Quetiapine is hardly the first antipsychotic to be used or approved for anxiety. Stelazine (trifluoperazine) is approved for the short-term treatment of GAD, while Triavil (the combination of the antipsychotic perphenazine and the antidepressant amitriptyline) is approved for “depression and anxiety.” In addition, many clinicians use low-dose chlorpromazine (Thorazine) off-label for anxiety. The advantage of quetiapine is that its efficacy evidence is more robust, with placebo-controlled trials of over 2,600 patients showing that the medication eases symptoms of GAD better than placebo, paroxetine, and escitalopram (for a review of these studies, see Gao K et al, Expert Rev Neurother 2009;9(8):1147–1158). Lower doses of quetiapine XR, 50–150 mg QD, appear to be more effective than higher doses.
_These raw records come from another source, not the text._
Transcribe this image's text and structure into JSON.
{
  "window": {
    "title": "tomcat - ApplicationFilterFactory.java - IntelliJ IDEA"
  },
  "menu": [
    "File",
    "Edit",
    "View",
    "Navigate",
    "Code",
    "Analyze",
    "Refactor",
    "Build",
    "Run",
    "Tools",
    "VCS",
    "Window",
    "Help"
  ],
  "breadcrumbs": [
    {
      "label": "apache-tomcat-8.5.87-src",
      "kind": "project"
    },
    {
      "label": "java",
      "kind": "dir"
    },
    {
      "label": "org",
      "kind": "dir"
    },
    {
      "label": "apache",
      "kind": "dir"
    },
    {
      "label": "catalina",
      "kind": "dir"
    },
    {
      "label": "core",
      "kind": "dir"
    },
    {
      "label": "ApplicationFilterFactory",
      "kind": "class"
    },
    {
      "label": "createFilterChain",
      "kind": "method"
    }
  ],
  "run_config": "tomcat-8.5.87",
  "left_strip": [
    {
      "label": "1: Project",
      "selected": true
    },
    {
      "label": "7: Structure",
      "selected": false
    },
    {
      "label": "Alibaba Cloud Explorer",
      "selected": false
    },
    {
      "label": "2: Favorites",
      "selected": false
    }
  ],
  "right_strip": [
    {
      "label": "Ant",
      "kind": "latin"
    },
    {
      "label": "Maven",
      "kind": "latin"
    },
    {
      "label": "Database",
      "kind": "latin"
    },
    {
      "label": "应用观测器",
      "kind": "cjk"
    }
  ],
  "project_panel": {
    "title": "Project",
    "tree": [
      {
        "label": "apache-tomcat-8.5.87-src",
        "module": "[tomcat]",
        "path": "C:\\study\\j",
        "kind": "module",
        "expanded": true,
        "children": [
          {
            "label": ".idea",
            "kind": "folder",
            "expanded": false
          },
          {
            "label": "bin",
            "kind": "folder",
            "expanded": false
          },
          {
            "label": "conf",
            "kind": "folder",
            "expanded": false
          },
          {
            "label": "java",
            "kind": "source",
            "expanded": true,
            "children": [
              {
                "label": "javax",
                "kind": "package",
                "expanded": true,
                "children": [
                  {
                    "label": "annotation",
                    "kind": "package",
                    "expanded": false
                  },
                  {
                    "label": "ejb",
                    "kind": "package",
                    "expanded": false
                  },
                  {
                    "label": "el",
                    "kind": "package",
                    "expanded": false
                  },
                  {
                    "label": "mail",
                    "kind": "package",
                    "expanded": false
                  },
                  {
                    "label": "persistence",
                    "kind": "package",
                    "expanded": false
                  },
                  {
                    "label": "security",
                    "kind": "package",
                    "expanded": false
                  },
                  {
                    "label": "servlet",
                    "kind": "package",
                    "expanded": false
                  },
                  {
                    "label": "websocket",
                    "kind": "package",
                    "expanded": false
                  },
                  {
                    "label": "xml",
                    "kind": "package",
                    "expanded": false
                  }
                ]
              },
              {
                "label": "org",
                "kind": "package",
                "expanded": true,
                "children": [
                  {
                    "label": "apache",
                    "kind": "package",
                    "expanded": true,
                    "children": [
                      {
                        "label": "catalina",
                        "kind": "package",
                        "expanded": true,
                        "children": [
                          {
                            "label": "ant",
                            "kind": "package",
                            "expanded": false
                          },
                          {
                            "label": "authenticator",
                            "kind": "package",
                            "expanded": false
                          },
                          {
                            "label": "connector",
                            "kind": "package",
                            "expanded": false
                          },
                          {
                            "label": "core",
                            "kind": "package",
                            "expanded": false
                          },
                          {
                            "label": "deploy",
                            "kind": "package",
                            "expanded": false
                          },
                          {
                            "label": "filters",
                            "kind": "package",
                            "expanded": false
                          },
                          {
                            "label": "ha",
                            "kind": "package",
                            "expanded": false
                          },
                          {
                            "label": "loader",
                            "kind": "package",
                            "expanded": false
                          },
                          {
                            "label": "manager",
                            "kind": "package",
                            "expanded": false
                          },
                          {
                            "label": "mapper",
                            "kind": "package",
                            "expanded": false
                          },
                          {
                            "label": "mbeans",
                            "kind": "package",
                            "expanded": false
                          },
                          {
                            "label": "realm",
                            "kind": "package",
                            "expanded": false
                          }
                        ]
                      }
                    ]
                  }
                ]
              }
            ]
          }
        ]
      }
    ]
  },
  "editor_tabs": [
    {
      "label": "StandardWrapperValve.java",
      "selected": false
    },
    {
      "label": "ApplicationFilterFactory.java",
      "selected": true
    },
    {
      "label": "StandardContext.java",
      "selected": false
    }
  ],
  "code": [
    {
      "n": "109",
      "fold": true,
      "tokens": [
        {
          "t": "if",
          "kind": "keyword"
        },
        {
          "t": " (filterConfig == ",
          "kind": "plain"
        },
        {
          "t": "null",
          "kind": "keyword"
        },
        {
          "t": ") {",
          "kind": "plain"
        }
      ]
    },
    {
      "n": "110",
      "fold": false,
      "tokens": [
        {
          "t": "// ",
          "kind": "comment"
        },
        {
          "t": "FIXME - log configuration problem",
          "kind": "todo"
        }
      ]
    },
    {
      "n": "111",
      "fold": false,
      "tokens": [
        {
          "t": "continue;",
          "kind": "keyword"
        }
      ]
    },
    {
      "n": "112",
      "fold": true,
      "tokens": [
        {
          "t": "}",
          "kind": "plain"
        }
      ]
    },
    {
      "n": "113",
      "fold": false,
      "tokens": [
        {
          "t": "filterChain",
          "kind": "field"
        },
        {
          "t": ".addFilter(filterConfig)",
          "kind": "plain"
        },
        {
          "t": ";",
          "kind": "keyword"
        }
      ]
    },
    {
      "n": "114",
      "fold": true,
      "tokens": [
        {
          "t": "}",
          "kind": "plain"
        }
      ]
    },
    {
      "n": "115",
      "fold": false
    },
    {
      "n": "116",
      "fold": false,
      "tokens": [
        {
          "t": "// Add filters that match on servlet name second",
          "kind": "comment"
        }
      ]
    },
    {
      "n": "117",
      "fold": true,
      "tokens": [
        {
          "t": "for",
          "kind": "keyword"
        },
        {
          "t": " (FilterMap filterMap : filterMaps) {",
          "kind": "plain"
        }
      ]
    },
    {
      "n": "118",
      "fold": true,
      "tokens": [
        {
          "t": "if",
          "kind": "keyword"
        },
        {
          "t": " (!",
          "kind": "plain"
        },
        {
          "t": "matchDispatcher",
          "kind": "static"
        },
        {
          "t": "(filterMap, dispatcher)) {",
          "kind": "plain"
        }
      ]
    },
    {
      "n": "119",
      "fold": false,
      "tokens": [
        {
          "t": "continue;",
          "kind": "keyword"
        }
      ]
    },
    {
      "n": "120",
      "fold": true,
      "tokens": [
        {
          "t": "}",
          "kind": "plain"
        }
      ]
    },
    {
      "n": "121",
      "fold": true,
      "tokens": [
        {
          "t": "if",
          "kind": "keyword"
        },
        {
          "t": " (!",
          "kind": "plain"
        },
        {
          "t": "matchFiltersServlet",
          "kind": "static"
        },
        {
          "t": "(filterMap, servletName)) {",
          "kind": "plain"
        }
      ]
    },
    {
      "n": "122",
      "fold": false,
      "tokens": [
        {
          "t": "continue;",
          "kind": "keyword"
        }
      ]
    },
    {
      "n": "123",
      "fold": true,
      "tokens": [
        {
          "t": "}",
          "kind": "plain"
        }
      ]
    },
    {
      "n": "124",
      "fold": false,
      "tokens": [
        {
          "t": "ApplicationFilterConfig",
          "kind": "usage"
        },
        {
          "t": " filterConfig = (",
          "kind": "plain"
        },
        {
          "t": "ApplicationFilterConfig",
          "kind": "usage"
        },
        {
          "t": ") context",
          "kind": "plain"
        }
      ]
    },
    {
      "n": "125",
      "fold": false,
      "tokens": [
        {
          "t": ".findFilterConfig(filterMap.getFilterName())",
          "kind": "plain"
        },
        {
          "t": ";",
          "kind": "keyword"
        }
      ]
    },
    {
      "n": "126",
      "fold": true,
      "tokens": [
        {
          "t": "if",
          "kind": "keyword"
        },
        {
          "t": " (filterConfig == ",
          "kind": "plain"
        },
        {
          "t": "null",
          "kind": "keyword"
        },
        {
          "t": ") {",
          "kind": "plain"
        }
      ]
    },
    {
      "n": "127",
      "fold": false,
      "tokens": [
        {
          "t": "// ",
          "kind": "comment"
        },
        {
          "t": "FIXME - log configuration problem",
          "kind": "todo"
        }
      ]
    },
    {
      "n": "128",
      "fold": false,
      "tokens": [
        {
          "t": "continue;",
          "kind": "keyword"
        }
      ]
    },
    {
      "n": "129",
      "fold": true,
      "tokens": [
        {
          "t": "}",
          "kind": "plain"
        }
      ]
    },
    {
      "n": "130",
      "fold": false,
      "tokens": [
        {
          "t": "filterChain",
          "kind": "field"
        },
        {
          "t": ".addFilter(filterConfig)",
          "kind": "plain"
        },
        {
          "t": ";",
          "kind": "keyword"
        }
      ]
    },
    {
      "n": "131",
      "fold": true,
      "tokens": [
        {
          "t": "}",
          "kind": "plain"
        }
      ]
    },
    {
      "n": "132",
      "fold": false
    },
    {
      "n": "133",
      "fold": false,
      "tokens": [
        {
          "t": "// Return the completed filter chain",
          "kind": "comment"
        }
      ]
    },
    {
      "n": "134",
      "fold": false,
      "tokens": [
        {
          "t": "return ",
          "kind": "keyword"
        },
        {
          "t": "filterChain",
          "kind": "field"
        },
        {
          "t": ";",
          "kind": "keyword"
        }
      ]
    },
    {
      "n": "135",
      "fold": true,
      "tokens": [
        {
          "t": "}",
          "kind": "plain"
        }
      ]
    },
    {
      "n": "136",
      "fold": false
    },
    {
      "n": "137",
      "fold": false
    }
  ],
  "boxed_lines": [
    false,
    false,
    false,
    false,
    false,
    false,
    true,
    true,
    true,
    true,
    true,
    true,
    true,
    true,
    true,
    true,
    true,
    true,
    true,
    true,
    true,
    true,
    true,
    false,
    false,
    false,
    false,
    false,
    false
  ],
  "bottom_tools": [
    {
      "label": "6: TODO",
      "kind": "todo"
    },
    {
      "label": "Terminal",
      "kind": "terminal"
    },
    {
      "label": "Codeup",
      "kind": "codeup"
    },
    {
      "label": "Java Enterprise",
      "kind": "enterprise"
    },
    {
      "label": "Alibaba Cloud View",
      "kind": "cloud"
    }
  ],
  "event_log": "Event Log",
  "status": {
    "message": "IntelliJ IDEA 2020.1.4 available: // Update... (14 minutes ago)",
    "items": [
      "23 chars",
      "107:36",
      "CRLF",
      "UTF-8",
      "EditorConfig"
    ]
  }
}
Quetiapine has not won FDA approval for GAD, probably because its disadvantages literally outweigh its advantages (quetiapine is one of the worst antipsychotics in terms of weight gain and metabolic disturbances).
Don’t forget to try some of the herbal medications. While they rarely are backed up by the same quantity or quality of randomized controlled trials we expect for conventional meds, many of them have a long history of safe and presumably effective use. As covered in our July/August 2013 issue of TCPR, valerian root is often helpful for both sleep and anxiety. Its presumed mechanism is enhancing the action of gamma-aminobutyric acid (GABA). Typical recommended doses include 450 mg of valerian extract at bedtime for sleep, and 200–300 mg in the morning for anxiety. Valerian is quite safe, though there have been very rare cases of mild liver enzyme elevations, which normalized after stopping the extract.